Latour, Bruno. (1987).Science in Action: How to Follow Scientists and Engineers Through Society.Cambridge, Massachusetts:Harvard UniversityPress.

(Video) Science and Technology Studies: Opening the Black Box

Naeder, Ralph. (1965).Unsafe at Any Speed: The Design in Dangers of the American Automobile.New York: Grossman.

Sismondo, Sergio. (2004).An introduction to science and technology studies.Malden, MA: Blackwell.

Sokol, Alan D. (1996a). "Crossing the Limits: Towards a Transformative Hermeneutics of Quantum Gravity."social text46/47 (Spring/Summer): 217-252.

Sokol, Alan D. (1996b). "A physicist experiments with cultural studies."French language6 (May/June): 62–64.

Sokol, Alan D., and Jean Bricmont. (1998).Fashionable Nonsense: The Abuse of Science by Postmodern Intellectuals.New York: Picador.

Vaughan, Diana. (1996).The Challenger Launch Decision: Risky Technology, Culture, and Deviance at NASA.Chicago:University of ChicagoPress.

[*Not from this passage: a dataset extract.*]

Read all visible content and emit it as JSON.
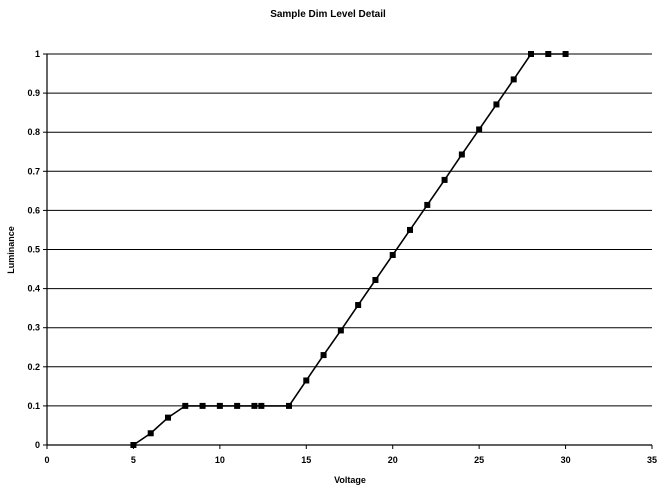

faces, Rudy. (2001).Society and technological change.New York: value.

Winner, Langdon. (1993). "When opening theblack boxand find it empty: social constructivism and the philosophy of technology.Science, technology and human values18 (Sommer): 362–378.

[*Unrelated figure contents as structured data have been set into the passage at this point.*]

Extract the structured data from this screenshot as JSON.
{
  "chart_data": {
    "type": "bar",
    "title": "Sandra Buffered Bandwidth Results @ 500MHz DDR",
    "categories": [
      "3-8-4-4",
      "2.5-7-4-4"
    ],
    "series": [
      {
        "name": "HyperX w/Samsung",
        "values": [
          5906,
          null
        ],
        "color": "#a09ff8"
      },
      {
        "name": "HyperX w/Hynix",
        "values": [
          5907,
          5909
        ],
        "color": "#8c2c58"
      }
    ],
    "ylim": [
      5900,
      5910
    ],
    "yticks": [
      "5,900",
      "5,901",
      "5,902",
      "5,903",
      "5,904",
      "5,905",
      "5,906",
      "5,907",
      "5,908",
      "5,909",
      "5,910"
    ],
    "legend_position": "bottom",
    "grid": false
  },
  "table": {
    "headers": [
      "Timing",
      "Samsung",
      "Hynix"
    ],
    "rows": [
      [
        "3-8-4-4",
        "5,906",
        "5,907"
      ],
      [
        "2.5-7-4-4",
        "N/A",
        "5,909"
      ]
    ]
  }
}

(Video) Lesson 1- Introduction to Science, Technology, and Society

Videos

1. SCIENCE, TECHNOLOGY, AND SOCIETY
(Marynella Afable)
2. WHAT IS STS? Science Technology and Society
(Hey Daisy)
3. What is Science, Technology and Innovation Studies?
(School of Social and Political Science)
4. Master Programme "Science–Technology–Society": Discover it now!
(Universität Wien)
5. Science Technology and Society Studies (ANT)
(Vidya-mitra)
6. IMPACT OF SCIENCE AND TECHNOLOGY TO THE SOCIETY (EDUCATION AND ECONOMY)
(Orvin John Cortes)
Top Articles
Latest Posts
Article information

Author: Nathanael Baumbach

Last Updated: 04/05/2023

Views: 5761

Rating: 4.4 / 5 (75 voted)

Reviews: 90% of readers found this page helpful

Author information

Name: Nathanael Baumbach

Birthday: 1998-12-02

Address: Apt. 829 751 Glover View, West Orlando, IN 22436

Phone: +901025288581

Job: Internal IT Coordinator

Hobby: Gunsmithing, Motor sports, Flying, Skiing, Hooping, Lego building, Ice skating

Introduction: My name is Nathanael Baumbach, I am a fantastic, nice, victorious, brave, healthy, cute, glorious person who loves writing and wants to share my knowledge and understanding with you.